Internet overpricing with impunity

It’s now been two weeks since Lebanese internet service providers began charging customers more money for falsely promised faster internet speeds. Beginning on October 1, Lebanese ISP Cyberia, for example, began charging about $84 per month for a speed of 4mbps, as shown in this zoomed in shot of the receipt above:

However 14 days later, speeds have not changed. In fact, they are slower than ever. Instead of 4mbps, I’m currently getting a mere 0.22 mbps according to speedtest.net:

That’s slower than 1990s era dial-up speeds, and for a price of $84 per month!

What’s worse, when contacted over the phone, Cyberia representatives didn’t seem to think this was such a big deal. “The problem will be fixed soon,” a tech support representative informed me. Hard to believe having been misled before, but even if it were true, who would be accountable for the last two weeks of slow internet at high prices? Would a credit be issued to the perhaps thousands of customers who have overpaid? I was referred to the sales department. But the representative also evaded responsibility for the overcharging, laying blame in the government’s court. Apparently when Telecom Minister Nicolas Sehnawi promised fast internet would be released in late September, the infrastructure was not ready yet. Still, Cyberia offered its customers 4mbps internet and charged $84 for it. Where did that money go?

The Cyberia representative offered no explanation and no credit, saying only “it will be fixed in a couple of days enshallah.” That was four days ago.

Even more insidious has been the lack of accountability at the government level and the media’s participation in their impunity.

Take Minister Sehnawi’s most recent statement published uncritically and in its entirety by The Daily Star, in its latest piece: “Sehnawi says faster internet connections are being delivered.”

Seemingly out of touch with reality, the minister fails to address polls that claim the vast majority of subscribers have yet to receive the services they are paying for.

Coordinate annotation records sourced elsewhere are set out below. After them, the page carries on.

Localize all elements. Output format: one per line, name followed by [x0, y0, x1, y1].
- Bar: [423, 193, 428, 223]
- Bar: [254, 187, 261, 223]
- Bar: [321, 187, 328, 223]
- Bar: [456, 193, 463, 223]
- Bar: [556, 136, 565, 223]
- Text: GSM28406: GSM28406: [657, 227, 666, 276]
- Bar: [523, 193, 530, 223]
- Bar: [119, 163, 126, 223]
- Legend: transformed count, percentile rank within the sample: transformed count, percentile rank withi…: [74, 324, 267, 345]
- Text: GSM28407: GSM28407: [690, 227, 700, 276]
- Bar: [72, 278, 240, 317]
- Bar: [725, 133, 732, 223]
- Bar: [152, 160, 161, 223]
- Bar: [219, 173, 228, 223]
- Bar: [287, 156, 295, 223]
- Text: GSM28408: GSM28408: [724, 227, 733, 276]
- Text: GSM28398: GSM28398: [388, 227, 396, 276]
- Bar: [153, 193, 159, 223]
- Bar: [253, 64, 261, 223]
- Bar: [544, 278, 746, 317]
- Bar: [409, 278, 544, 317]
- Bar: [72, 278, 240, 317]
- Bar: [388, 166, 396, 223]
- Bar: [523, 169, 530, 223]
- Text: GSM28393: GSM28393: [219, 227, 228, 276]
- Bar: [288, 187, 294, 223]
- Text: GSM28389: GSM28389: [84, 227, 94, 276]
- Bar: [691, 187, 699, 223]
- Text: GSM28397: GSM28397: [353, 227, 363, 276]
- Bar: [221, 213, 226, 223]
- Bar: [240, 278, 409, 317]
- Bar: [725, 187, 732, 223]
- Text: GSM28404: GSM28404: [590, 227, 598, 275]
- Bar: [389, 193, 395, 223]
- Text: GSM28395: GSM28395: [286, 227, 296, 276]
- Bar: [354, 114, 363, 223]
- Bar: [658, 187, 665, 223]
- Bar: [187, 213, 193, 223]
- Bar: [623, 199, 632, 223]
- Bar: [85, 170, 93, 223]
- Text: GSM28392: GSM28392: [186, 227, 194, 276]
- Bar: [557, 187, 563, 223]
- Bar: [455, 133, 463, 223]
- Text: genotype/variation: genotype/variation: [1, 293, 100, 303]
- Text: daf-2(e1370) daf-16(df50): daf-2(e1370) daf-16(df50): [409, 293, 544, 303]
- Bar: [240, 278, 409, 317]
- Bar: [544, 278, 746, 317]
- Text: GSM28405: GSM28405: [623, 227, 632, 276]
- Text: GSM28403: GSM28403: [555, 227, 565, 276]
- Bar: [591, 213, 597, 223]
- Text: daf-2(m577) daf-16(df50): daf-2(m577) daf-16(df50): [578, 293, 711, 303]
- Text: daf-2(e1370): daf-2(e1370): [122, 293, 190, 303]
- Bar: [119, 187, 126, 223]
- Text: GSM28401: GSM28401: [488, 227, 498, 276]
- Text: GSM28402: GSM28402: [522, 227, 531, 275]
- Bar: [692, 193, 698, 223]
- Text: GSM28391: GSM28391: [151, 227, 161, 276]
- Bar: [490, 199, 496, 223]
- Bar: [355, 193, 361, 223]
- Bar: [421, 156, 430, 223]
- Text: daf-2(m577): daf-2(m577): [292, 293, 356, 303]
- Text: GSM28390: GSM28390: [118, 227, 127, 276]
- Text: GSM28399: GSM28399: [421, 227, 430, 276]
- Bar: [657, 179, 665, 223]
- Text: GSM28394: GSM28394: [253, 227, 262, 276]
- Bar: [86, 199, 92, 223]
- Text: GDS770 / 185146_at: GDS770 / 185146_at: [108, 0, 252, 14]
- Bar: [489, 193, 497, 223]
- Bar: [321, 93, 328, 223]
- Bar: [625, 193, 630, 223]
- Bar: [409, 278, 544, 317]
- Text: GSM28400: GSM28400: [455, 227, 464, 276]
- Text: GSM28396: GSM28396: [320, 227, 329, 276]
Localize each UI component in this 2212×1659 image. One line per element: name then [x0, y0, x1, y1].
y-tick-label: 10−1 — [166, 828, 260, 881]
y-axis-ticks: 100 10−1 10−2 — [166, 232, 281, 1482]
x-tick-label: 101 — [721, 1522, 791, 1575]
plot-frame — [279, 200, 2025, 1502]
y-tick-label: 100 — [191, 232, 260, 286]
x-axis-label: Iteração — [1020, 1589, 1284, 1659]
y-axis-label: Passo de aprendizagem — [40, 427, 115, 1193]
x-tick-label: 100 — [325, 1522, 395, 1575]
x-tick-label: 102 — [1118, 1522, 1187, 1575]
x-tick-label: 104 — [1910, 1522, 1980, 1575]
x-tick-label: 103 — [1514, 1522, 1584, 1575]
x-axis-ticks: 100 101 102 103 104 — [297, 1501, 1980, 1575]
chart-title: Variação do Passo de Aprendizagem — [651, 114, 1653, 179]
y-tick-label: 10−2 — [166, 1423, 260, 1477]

Maybe the lebanese providers should aim to emulate the internet providers Lincoln NE, who aim to provide the best customer experience possible. Instead, Sehnawi focuses his attention on “ministry subscribers” which he claims “have begun” to experience upgrades. Is he talking about ministry employees? It is not entirely clear, but if so, how does such a vague and esoteric statement relate to the overwhelming phenomenon of overpricing and lack of service experienced by the broad constituency he has been appointed to represent?

As a journalist, the saddest link in this chain of public and private sector unaccountability is the nascent and thus complicit role played by the local press. By republishing the minister’s statements without question-without providing the context of reality that readers deserve- the media has become little more than a medium in the hands of government.

Yet this may come as no surprise to regular readers of the paper, which has recently produced imaginative headlines ranging from the patently false: “Fast internet on track despite delay fears” to the wildly outlandish “Sehnawi: Lebanese internet to be world-leading.”

The latter is difficult to fathom considering Lebanon currently ranks as the slowest internet worldwide, beating out Zambia, Swaziland and Bolivia for the dead last spot of 172 out of 172 countries surveyed by the Net Index by Ookla, at the time of publishing this post.

Perhaps the Star’s recent stint of positive coverage is related to a critical piece I wrote for the paper last month:”‘Fast’ internet unveiled, but is it worth celebrating?” Following that article, I received an angry phone call from a high-level ministry official interviewed in the piece, who informed me that I would not be offered any more interviews in the future.

One must wonder. Is access to ministry officials really worth the cost of running propagandistic pieces on their behalf? Readers would hope not, judging by the usefulness of the minister’s recent statements.